# Jig pouring problem



## Star1pup (Aug 3, 2004)

With the help I've received on this site my jig pouring has gone well, but the new mold presents a problem. This mold makes round head jigs from 1/64 thru 1/8 and hooks from #10 thru #4. The problem is keeping the hooks lined up when I close the mold. No matter how careful I am at least one hook slips out of the groove and the mold will not close properly. Any tricks to keeping the hooks in place?


----------



## FISHIN 2 (Jun 22, 2005)

Never poured jigs but might try a light touch of Vaseline to hold em in place. Is it in a particular spot or does it vary? If its the same one, maybe the groove isn't deep enough.


----------



## ldrjay (Apr 2, 2009)

I have the same size mold. Same problem. I just do two at at time no issue. Takes a lil longer but I mainly use the 32 and 16th the 64th needs filed slightly or something. I get mohawks otherwise.


----------



## Steelhauler (Apr 7, 2004)

Make sure the hinges on your mold are well oiled and laying flat on a flat surface. Do you carbonize your mold? It seems to help. To carbonize, light a candle and hold both sides of the mold over the flame. Let the soot cover all of the crevices on the mold. I usually do this at the start of each casting session. Hope this helps.

Wes


----------



## Star1pup (Aug 3, 2004)

ldrjay said:


> I have the same size mold. Same problem. I just do two at at time no issue. Takes a lil longer but I mainly use the 32 and 16th the 64th needs filed slightly or something. I get mohawks otherwise.
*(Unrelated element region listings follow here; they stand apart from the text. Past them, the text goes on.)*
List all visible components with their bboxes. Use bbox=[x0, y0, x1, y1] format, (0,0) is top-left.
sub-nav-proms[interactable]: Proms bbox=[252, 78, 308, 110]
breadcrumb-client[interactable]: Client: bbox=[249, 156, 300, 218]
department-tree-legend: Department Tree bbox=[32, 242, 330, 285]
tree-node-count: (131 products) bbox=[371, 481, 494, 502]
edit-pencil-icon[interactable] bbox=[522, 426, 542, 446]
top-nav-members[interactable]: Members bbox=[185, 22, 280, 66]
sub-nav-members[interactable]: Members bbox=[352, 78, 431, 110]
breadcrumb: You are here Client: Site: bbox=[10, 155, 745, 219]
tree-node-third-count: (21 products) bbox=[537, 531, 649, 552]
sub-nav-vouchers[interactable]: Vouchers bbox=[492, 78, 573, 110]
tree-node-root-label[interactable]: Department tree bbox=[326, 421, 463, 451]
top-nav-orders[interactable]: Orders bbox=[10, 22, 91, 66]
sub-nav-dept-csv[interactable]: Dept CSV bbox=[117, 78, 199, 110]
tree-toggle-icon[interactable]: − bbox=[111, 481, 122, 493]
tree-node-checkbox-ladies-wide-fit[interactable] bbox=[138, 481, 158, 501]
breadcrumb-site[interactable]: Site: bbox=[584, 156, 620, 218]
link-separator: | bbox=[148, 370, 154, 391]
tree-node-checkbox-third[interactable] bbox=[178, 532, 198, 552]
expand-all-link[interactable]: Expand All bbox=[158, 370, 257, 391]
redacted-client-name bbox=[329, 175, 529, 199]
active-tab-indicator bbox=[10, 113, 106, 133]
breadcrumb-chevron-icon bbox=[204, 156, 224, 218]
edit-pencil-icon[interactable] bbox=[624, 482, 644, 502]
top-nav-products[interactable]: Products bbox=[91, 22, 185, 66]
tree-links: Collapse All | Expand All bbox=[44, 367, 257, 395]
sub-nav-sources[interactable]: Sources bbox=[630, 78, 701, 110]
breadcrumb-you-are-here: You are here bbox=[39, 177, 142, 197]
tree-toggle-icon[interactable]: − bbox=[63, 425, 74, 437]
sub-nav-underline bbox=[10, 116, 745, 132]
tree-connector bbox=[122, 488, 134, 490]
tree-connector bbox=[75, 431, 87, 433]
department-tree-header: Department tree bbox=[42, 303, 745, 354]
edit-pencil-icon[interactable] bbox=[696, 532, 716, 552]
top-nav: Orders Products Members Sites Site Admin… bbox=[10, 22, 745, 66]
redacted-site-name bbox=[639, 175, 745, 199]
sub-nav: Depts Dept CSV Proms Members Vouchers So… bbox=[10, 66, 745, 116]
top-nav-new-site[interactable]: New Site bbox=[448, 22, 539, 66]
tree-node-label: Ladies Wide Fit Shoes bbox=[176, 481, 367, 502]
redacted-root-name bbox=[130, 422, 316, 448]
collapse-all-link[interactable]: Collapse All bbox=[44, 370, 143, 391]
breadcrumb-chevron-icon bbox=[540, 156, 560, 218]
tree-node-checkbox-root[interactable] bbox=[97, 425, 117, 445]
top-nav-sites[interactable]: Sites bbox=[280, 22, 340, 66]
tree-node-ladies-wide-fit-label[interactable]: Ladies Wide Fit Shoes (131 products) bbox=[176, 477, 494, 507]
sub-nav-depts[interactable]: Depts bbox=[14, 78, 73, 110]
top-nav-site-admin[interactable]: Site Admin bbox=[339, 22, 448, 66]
I was told to try a touch of hot melt glue and that it would melt away when the mold is poured. Haven't tried it yet.


----------



## bjicehockey (Apr 11, 2014)

Have you tried laying them on both sides? I know with mine one works and one they fall out when I close it and pick it up


----------



## Star1pup (Aug 3, 2004)

I called Do-It at 866-984-3648 and asked for Lloyd. He told me what to do and I think it is working. I haven't poured yet after fixing the mold, but it closes up nicely. I'll pour tomorrow. Too long to go into detail here, but it involves trying one set of hooks at a time and only move to the next set once this set closes the mold. If they don't work smack it with a hammer. I used a heavy rubber mallet. I love it when a manufacturer actually tries to help fix a problem. Even if it involves a hammer. lol


----------



## HappySnag (Dec 20, 2007)

Star1pup said:


> I called Do-It at 866-984-3648 and asked for Lloyd. He told me what to do and I think it is working. I haven't poured yet after fixing the mold, but it closes up nicely. I'll pour tomorrow. Too long to go into detail here, but it involves trying one set of hooks at a time and only move to the next set once this set closes the mold. If they don't work smack it with a hammer. I used a heavy rubber mallet. I love it when a manufacturer actually tries to help fix a problem. Even if it involves a hammer. lol


the mold could be warp from heat.
get yourself welders C clamp wise grip.
put the mold on table,sticking 3" out on the edge,put the hooks in close the mold while laing on table,then squize with wise grip,and now take of table,holding wise grip handle,you can pour,by holding the mold with wise grip handle.
lay the mold on left side and on right side when you put the hooks in,find which side work beter.
troubleshoot which hook is doing that?
put only one hook in close and move the mold to see if the hook stay in correct,then do secon hook,
some time the hook size wire could be the problem,difrent model of hook.


----------



## Star1pup (Aug 3, 2004)

HappySnag said:


> the mold could be warp from heat.
> get yourself welders C clamp wise grip.
> put the mold on table,sticking 3" out on the edge,put the hooks in close the mold while laing on table,then squize with wise grip,and now take of table,holding wise grip handle,you can pour,by holding the mold with wise grip handle.
> lay the mold on left side and on right side when you put the hooks in,find which side work beter.
> ...


This is close to what Do-It told me. I put in the first 2 hooks and closed the mold. It didn't close completely so I wacked it with the mallet with the hooks in. It closed so I left those hooks in and put in the next pair. It closed so I left them in too and tried the next pair. Didn't close so wacked it again. It closed. It now closes with all hooks in so I think I'm okay. I'm waiting until I have time to pour a round and see if it really is fixed. Do-It customer service was very helpful.


----------